And when I say that I will stop using 1password when the local vault no longer works, people look at me like I'm paranoid and crazy.
I've looked at the white paper https://1passwordstatic.com/files/security/1password-white-p..., I think 1password has a decent security posture for their cloud offering but then there's always the risk of a breach where the attacker controls the site and can intercept your master password through it. Same as what happened with British Airways or Lavabit.
There is always the risk of an attacker infiltrating the company to write vulnerabilities or a government forcing the cloud provider to write malicious code in order to degrade security. That's what the U.S. government almost succeeded at forcing Apple to do in the wake of the San Bernardino case.
A local vault is better than a cloud vault, but if that local vault software is written by a commercial company there's still that risk.
My understanding is the app decrypts the vault locally. I guess they could put out a malicious update but then you’d be impacted whether there was a cloud-free option or not.

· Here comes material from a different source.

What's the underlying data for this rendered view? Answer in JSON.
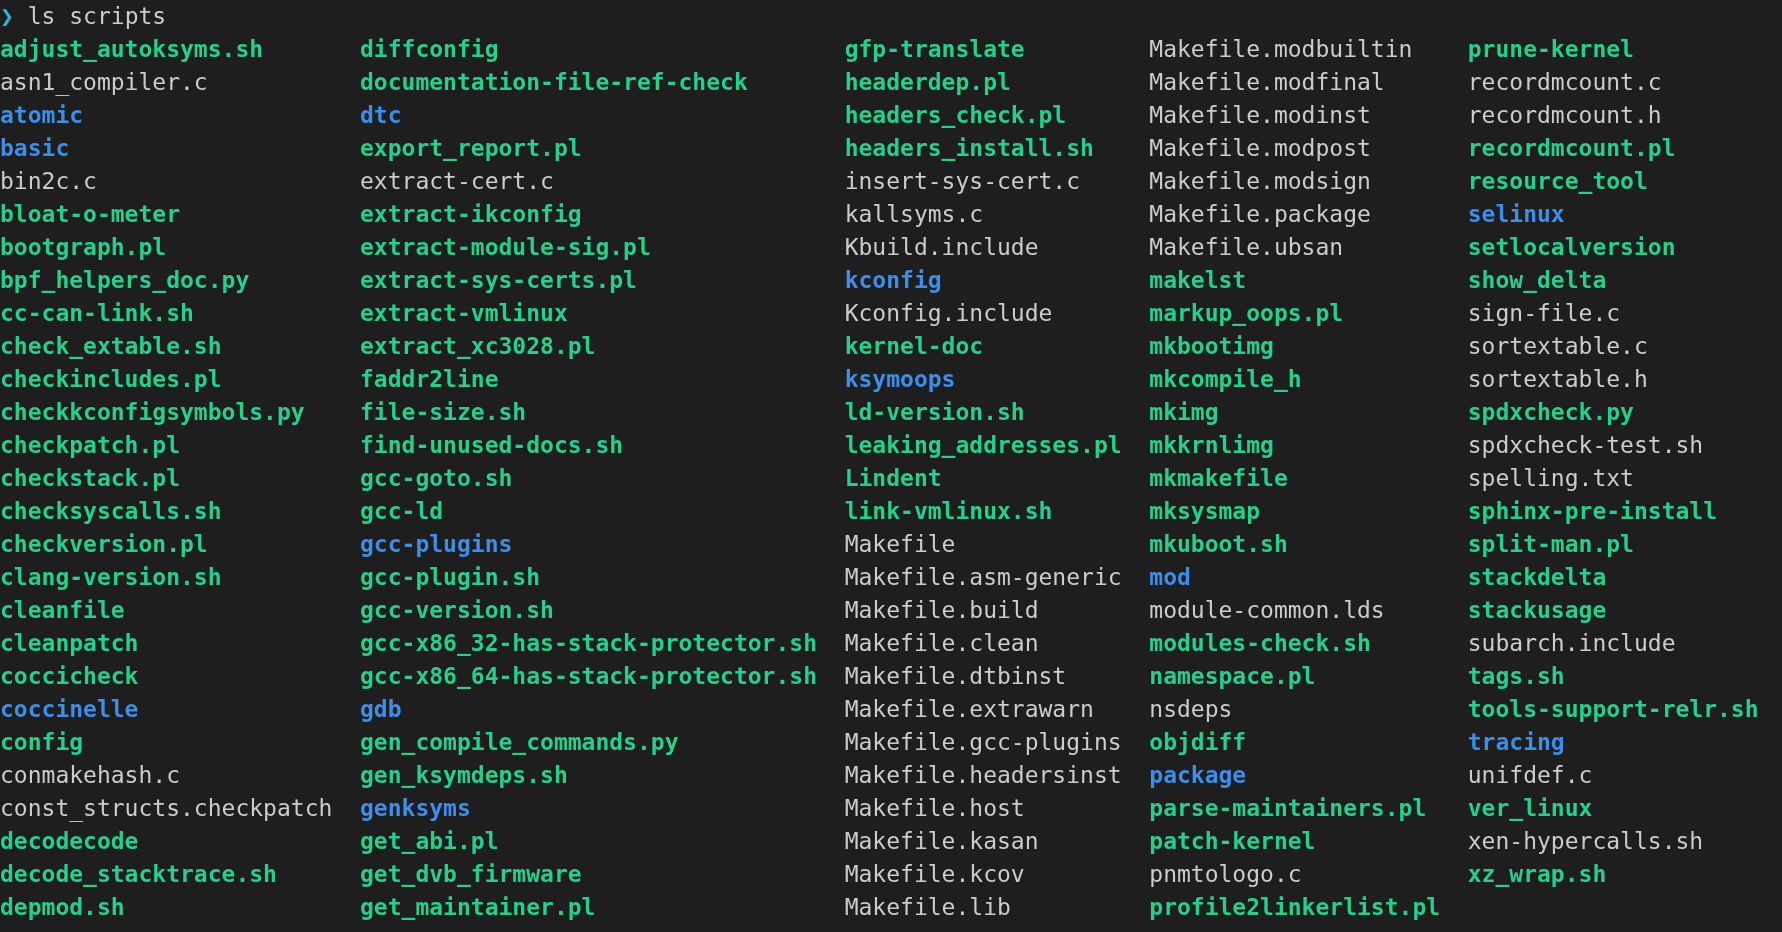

Yes, but I think it would be harder to push a malicious update especially since currently 1password doesn't send information on the license when checking for updates. So a malicious update wouldn't be targeted as easily as logging in a web app.
Additionally exfiltrating the data would be harder for a locally stored vault..

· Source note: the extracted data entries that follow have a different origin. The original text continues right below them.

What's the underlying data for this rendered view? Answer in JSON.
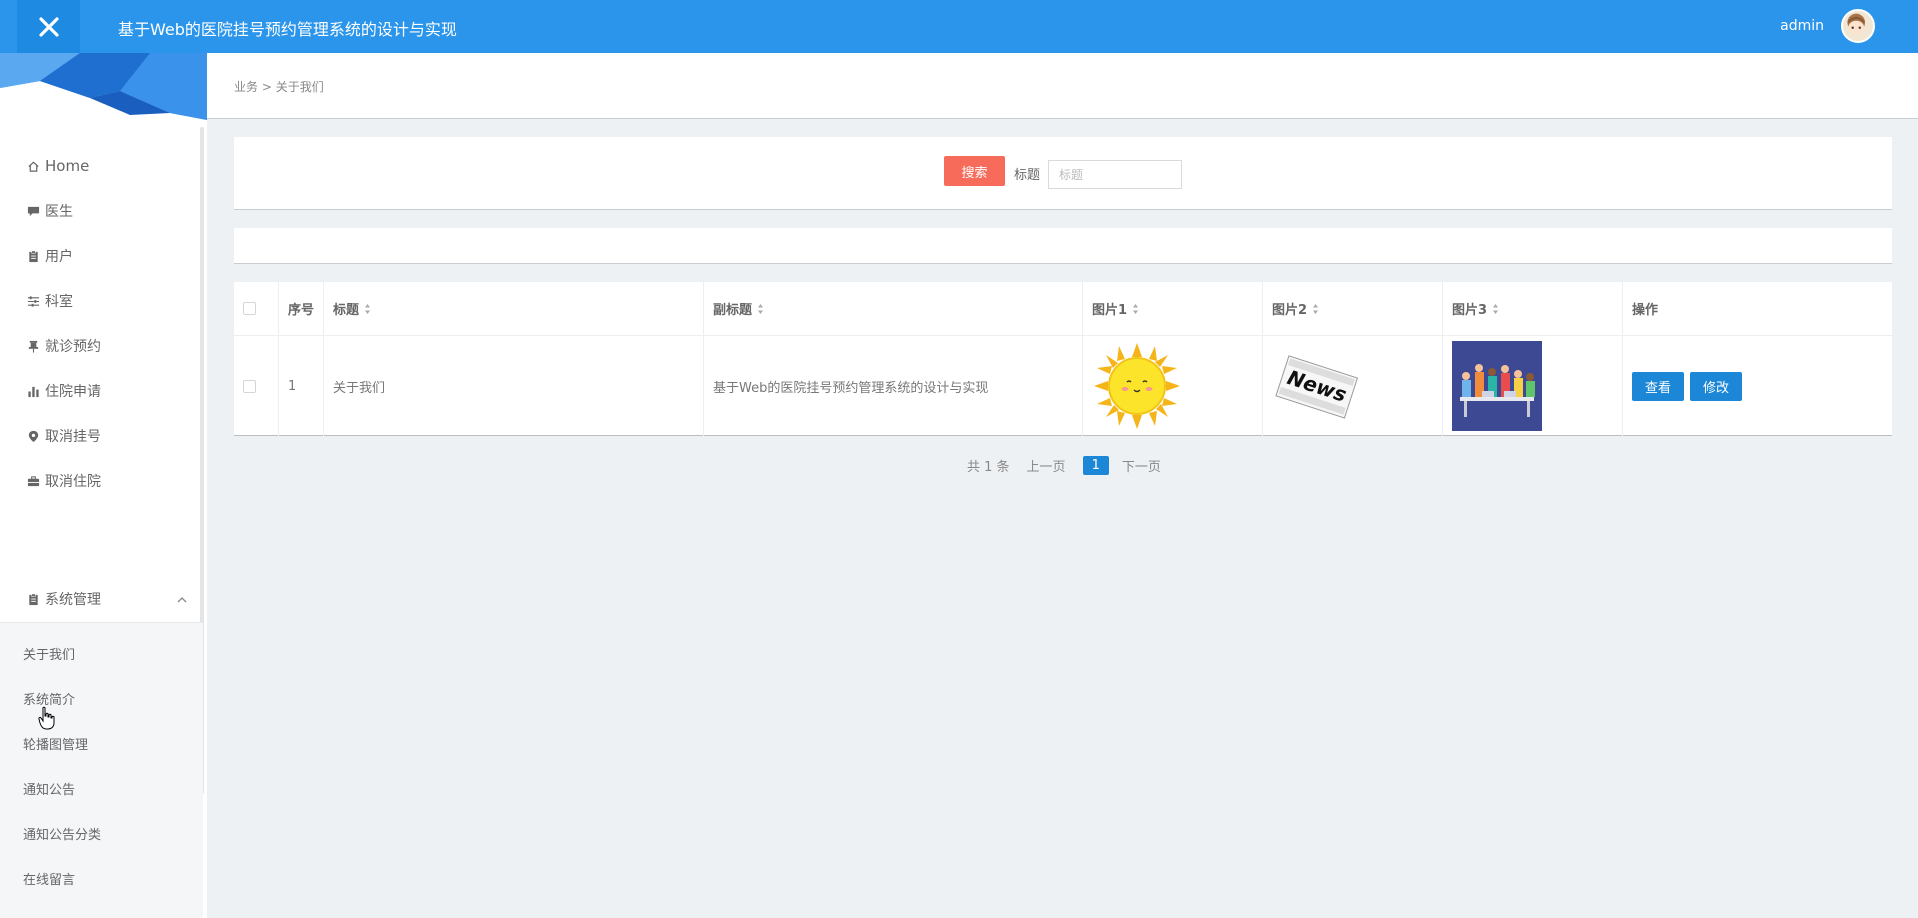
{
  "header": {
    "app_title": "基于Web的医院挂号预约管理系统的设计与实现",
    "user_name": "admin",
    "accent_color": "#2a95ea"
  },
  "sidebar": {
    "items": [
      {
        "label": "Home",
        "icon": "home-icon"
      },
      {
        "label": "医生",
        "icon": "comment-icon"
      },
      {
        "label": "用户",
        "icon": "clipboard-icon"
      },
      {
        "label": "科室",
        "icon": "sliders-icon"
      },
      {
        "label": "就诊预约",
        "icon": "pushpin-icon"
      },
      {
        "label": "住院申请",
        "icon": "bar-chart-icon"
      },
      {
        "label": "取消挂号",
        "icon": "location-icon"
      },
      {
        "label": "取消住院",
        "icon": "briefcase-icon"
      },
      {
        "label": "系统管理",
        "icon": "clipboard-icon"
      }
    ],
    "submenu": [
      "关于我们",
      "系统简介",
      "轮播图管理",
      "通知公告",
      "通知公告分类",
      "在线留言"
    ]
  },
  "breadcrumb": {
    "parent": "业务",
    "separator": ">",
    "current": "关于我们"
  },
  "search": {
    "button_label": "搜索",
    "field_label": "标题",
    "placeholder": "标题",
    "button_color": "#f76b5b"
  },
  "table": {
    "headers": [
      "序号",
      "标题",
      "副标题",
      "图片1",
      "图片2",
      "图片3",
      "操作"
    ],
    "rows": [
      {
        "index": "1",
        "title": "关于我们",
        "subtitle": "基于Web的医院挂号预约管理系统的设计与实现",
        "image1": "sun-image",
        "image2": "news-image",
        "image3": "people-image",
        "image2_text": "News",
        "actions": {
          "view": "查看",
          "edit": "修改"
        }
      }
    ]
  },
  "pagination": {
    "total": "共 1 条",
    "prev": "上一页",
    "current": "1",
    "next": "下一页"
  }
}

Or controls one of the many apps. Every time I install the Firefox extension I wonder if I’m really able to be sure that I haven’t been directed to a compromised version or lookalike.
I've looked at the white paper https://1passwordstatic.com/files/security/1password-white-p..., I think 1password has a decent security posture for their cloud offering but then there's always the risk of a breach where the attacker controls the site and can intercept your master password through it. Same as what happened with British Airways or Lavabit.